Irish Moss is the common name for the red seaweed Chondrus crispus Stackhouse. It is an extremely variable, commercially exploited, seaweed and it can differ in shape, size, and colour depending on the physical environment in which it is living. Recent findings seem to indicate that another type of variation is occurring at the moment due global changing conditions. The species itself is currently the subject of extensive projects worldwide – from personal records of observations to full-scale academically rigourous research.

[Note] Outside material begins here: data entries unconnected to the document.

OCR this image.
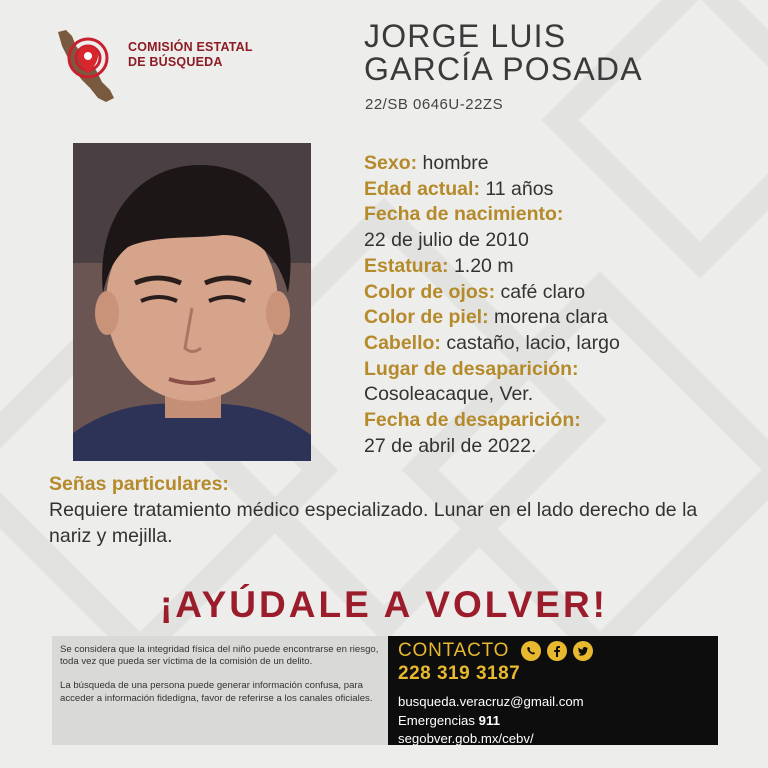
COMISIÓN ESTATAL
DE BÚSQUEDA
JORGE LUIS
GARCÍA POSADA
22/SB 0646U-22ZS
Sexo: hombre
Edad actual: 11 años
Fecha de nacimiento:
22 de julio de 2010
Estatura: 1.20 m
Color de ojos: café claro
Color de piel: morena clara
Cabello: castaño, lacio, largo
Lugar de desaparición:
Cosoleacaque, Ver.
Fecha de desaparición:
27 de abril de 2022.
Señas particulares:
Requiere tratamiento médico especializado. Lunar en el lado derecho de la nariz y mejilla.
¡AYÚDALE A VOLVER!

Se considera que la integridad física del niño puede encontrarse en riesgo, toda vez que pueda ser víctima de la comisión de un delito.

La búsqueda de una persona puede generar información confusa, para acceder a información fidedigna, favor de referirse a los canales oficiales.

CONTACTO
228 319 3187
busqueda.veracruz@gmail.com
Emergencias 911
segobver.gob.mx/cebv/
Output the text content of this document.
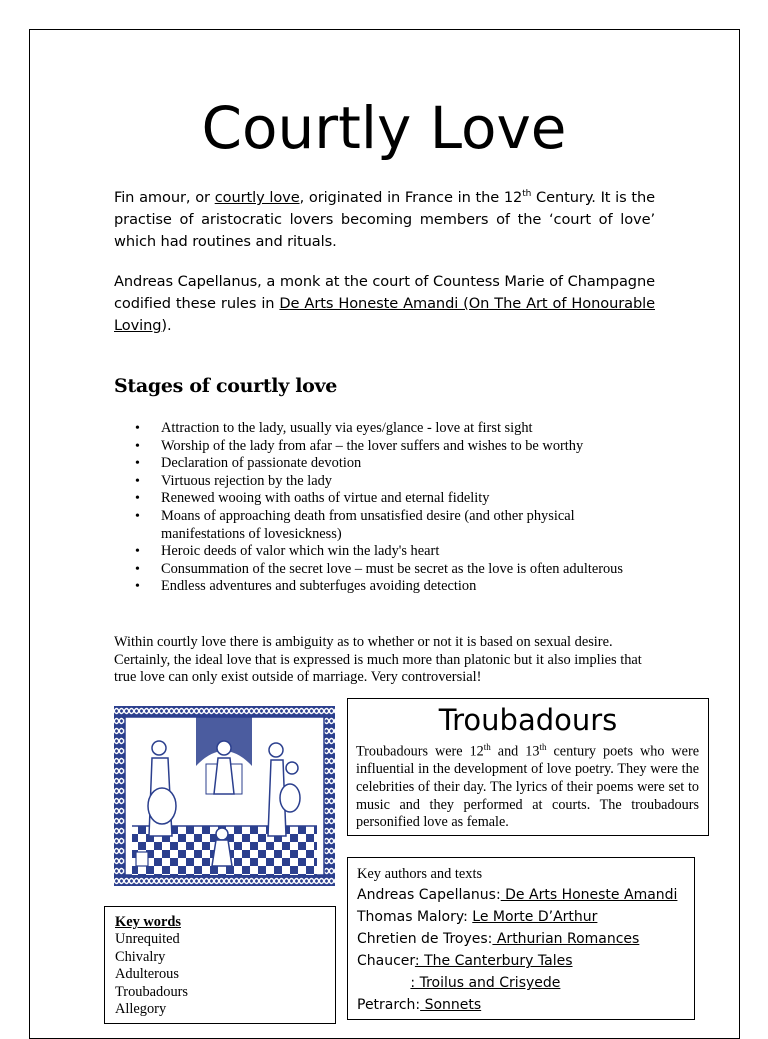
Courtly Love

Fin amour, or courtly love, originated in France in the 12th Century. It is the practise of aristocratic lovers becoming members of the ‘court of love’ which had routines and rituals.

Andreas Capellanus, a monk at the court of Countess Marie of Champagne codified these rules in De Arts Honeste Amandi (On The Art of Honourable Loving).

Stages of courtly love
• Attraction to the lady, usually via eyes/glance - love at first sight
• Worship of the lady from afar – the lover suffers and wishes to be worthy
• Declaration of passionate devotion
• Virtuous rejection by the lady
• Renewed wooing with oaths of virtue and eternal fidelity
• Moans of approaching death from unsatisfied desire (and other physical manifestations of lovesickness)
• Heroic deeds of valor which win the lady's heart
• Consummation of the secret love – must be secret as the love is often adulterous
• Endless adventures and subterfuges avoiding detection

Within courtly love there is ambiguity as to whether or not it is based on sexual desire. Certainly, the ideal love that is expressed is much more than platonic but it also implies that true love can only exist outside of marriage. Very controversial!

Troubadours

Troubadours were 12th and 13th century poets who were influential in the development of love poetry. They were the celebrities of their day. The lyrics of their poems were set to music and they performed at courts. The troubadours personified love as female.

Key authors and texts

Andreas Capellanus: De Arts Honeste Amandi
Thomas Malory: Le Morte D’Arthur
Chretien de Troyes: Arthurian Romances
Chaucer: The Canterbury Tales
: Troilus and Crisyede
Petrarch: Sonnets

Key words

Unrequited
Chivalry
Adulterous
Troubadours
Allegory
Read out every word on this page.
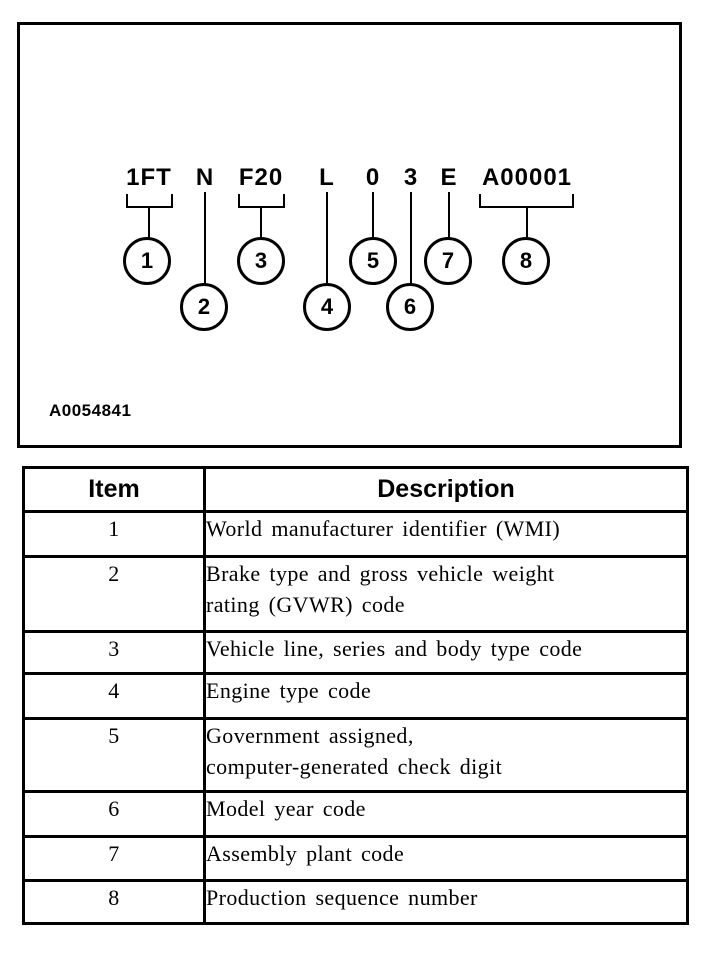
1FT N	F20	L	0 3 E	A00001
1
2
3
4
5
6
7	8
A0054841
Item	Description
1	World manufacturer identifier (WMI)

2	Brake type and gross vehicle weight
rating (GVWR) code

3	Vehicle line, series and body type code

4	Engine type code

5	Government assigned,
computer-generated check digit

6	Model year code

7	Assembly plant code

8	Production sequence number
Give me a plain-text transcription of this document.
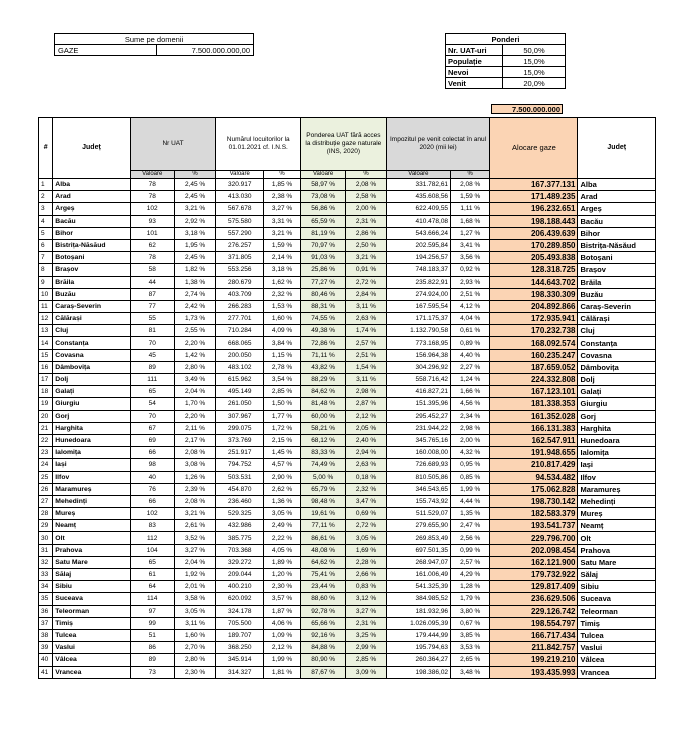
Sume pe domenii
GAZE	7.500.000.000,00
Ponderi	
Nr. UAT-uri	50,0%
Populație	15,0%
Nevoi	15,0%
Venit	20,0%
7.500.000.000
#	Județ	Nr UAT		Numărul locuitorilor la 01.01.2021 cf. I.N.S.		Ponderea UAT fără acces la distribuție gaze naturale (INS, 2020)		Impozitul pe venit colectat în anul 2020 (mii lei)		Alocare gaze	Județ
		Valoare	%	Valoare	%	Valoare	%	Valoare	%		
1	Alba	78	2,45 %	320.917	1,85 %	58,97 %	2,08 %	331.782,61	2,08 %	167.377.131	Alba
2	Arad	78	2,45 %	413.030	2,38 %	73,08 %	2,58 %	435.608,56	1,59 %	171.489.235	Arad
3	Argeș	102	3,21 %	567.678	3,27 %	56,86 %	2,00 %	622.409,55	1,11 %	196.232.651	Argeș
4	Bacău	93	2,92 %	575.580	3,31 %	65,59 %	2,31 %	410.478,08	1,68 %	198.188.443	Bacău
5	Bihor	101	3,18 %	557.290	3,21 %	81,19 %	2,86 %	543.666,24	1,27 %	206.439.639	Bihor
6	Bistrița-Năsăud	62	1,95 %	276.257	1,59 %	70,97 %	2,50 %	202.595,84	3,41 %	170.289.850	Bistrița-Năsăud
7	Botoșani	78	2,45 %	371.805	2,14 %	91,03 %	3,21 %	194.256,57	3,56 %	205.493.838	Botoșani
8	Brașov	58	1,82 %	553.256	3,18 %	25,86 %	0,91 %	748.183,37	0,92 %	128.318.725	Brașov
9	Brăila	44	1,38 %	280.679	1,62 %	77,27 %	2,72 %	235.822,91	2,93 %	144.643.702	Brăila
10	Buzău	87	2,74 %	403.709	2,32 %	80,46 %	2,84 %	274.924,00	2,51 %	198.330.309	Buzău
11	Caraș-Severin	77	2,42 %	266.283	1,53 %	88,31 %	3,11 %	167.595,54	4,12 %	204.892.866	Caraș-Severin
12	Călărași	55	1,73 %	277.701	1,60 %	74,55 %	2,63 %	171.175,37	4,04 %	172.935.941	Călărași
13	Cluj	81	2,55 %	710.284	4,09 %	49,38 %	1,74 %	1.132.790,58	0,61 %	170.232.738	Cluj
14	Constanța	70	2,20 %	668.065	3,84 %	72,86 %	2,57 %	773.168,95	0,89 %	168.092.574	Constanța
15	Covasna	45	1,42 %	200.050	1,15 %	71,11 %	2,51 %	156.964,38	4,40 %	160.235.247	Covasna
16	Dâmbovița	89	2,80 %	483.102	2,78 %	43,82 %	1,54 %	304.296,92	2,27 %	187.659.052	Dâmbovița
17	Dolj	111	3,49 %	615.962	3,54 %	88,29 %	3,11 %	558.716,42	1,24 %	224.332.808	Dolj
18	Galați	65	2,04 %	495.149	2,85 %	84,62 %	2,98 %	416.827,21	1,66 %	167.123.101	Galați
19	Giurgiu	54	1,70 %	261.050	1,50 %	81,48 %	2,87 %	151.395,96	4,56 %	181.338.353	Giurgiu
20	Gorj	70	2,20 %	307.967	1,77 %	60,00 %	2,12 %	295.452,27	2,34 %	161.352.028	Gorj
21	Harghita	67	2,11 %	299.075	1,72 %	58,21 %	2,05 %	231.944,22	2,98 %	166.131.383	Harghita
22	Hunedoara	69	2,17 %	373.769	2,15 %	68,12 %	2,40 %	345.765,16	2,00 %	162.547.911	Hunedoara
23	Ialomița	66	2,08 %	251.917	1,45 %	83,33 %	2,94 %	160.008,00	4,32 %	191.948.655	Ialomița
24	Iași	98	3,08 %	794.752	4,57 %	74,49 %	2,63 %	726.689,93	0,95 %	210.817.429	Iași
25	Ilfov	40	1,26 %	503.531	2,90 %	5,00 %	0,18 %	810.505,86	0,85 %	94.534.482	Ilfov
26	Maramureș	76	2,39 %	454.870	2,62 %	65,79 %	2,32 %	346.543,65	1,99 %	175.062.828	Maramureș
27	Mehedinți	66	2,08 %	236.460	1,36 %	98,48 %	3,47 %	155.743,92	4,44 %	198.730.142	Mehedinți
28	Mureș	102	3,21 %	529.325	3,05 %	19,61 %	0,69 %	511.529,07	1,35 %	182.583.379	Mureș
29	Neamț	83	2,61 %	432.986	2,49 %	77,11 %	2,72 %	279.655,90	2,47 %	193.541.737	Neamț
30	Olt	112	3,52 %	385.775	2,22 %	86,61 %	3,05 %	269.853,49	2,56 %	229.796.700	Olt
31	Prahova	104	3,27 %	703.368	4,05 %	48,08 %	1,69 %	697.501,35	0,99 %	202.098.454	Prahova
32	Satu Mare	65	2,04 %	329.272	1,89 %	64,62 %	2,28 %	268.947,07	2,57 %	162.121.900	Satu Mare
33	Sălaj	61	1,92 %	209.044	1,20 %	75,41 %	2,66 %	161.006,49	4,29 %	179.732.922	Sălaj
34	Sibiu	64	2,01 %	400.210	2,30 %	23,44 %	0,83 %	541.325,39	1,28 %	129.817.409	Sibiu
35	Suceava	114	3,58 %	620.092	3,57 %	88,60 %	3,12 %	384.985,52	1,79 %	236.629.506	Suceava
36	Teleorman	97	3,05 %	324.178	1,87 %	92,78 %	3,27 %	181.932,96	3,80 %	229.126.742	Teleorman
37	Timiș	99	3,11 %	705.500	4,06 %	65,66 %	2,31 %	1.026.095,39	0,67 %	198.554.797	Timiș
38	Tulcea	51	1,60 %	189.707	1,09 %	92,16 %	3,25 %	179.444,99	3,85 %	166.717.434	Tulcea
39	Vaslui	86	2,70 %	368.250	2,12 %	84,88 %	2,99 %	195.794,63	3,53 %	211.842.757	Vaslui
40	Vâlcea	89	2,80 %	345.914	1,99 %	80,90 %	2,85 %	260.364,27	2,65 %	199.219.210	Vâlcea
41	Vrancea	73	2,30 %	314.327	1,81 %	87,67 %	3,09 %	198.386,02	3,48 %	193.435.993	Vrancea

The shape of Irish Moss that I most frequently see on Dorset beaches is the dichotomously branched, flat bladed form with a short stipe or stalk. This is basically a red form but can be every shade of pink in the palette with varying degrees of green or greeny-yellow colour – especially at the tips of the fronds. This form doesn’t actually look anything like moss despite the name. This is the form that washed up on the beach at Ringstead by the boulders at the foot of the White Nothe cliff, and is shown in photographs 1 – 3.
However, on the same trip, I saw a seaweed that really did look like moss. It was a bright golden green which caught my eye. Made up of many fine, branched, rounded cross-sectional elements reaching no more than a centimetre or so high, it was growing epiphytically on brown fucoid seaweeds (such as Bladder Wrack, and Toothed Wrack) attached to inter-tidal boulders. I am curious to know what it really is. I have searched in texts and on-line for possibilities without finding illustrations of something identical. However, from what I have learned so far, I conclude for the moment that it is indeed another known form of Irish Moss. This is shown in photographs 6 – 8.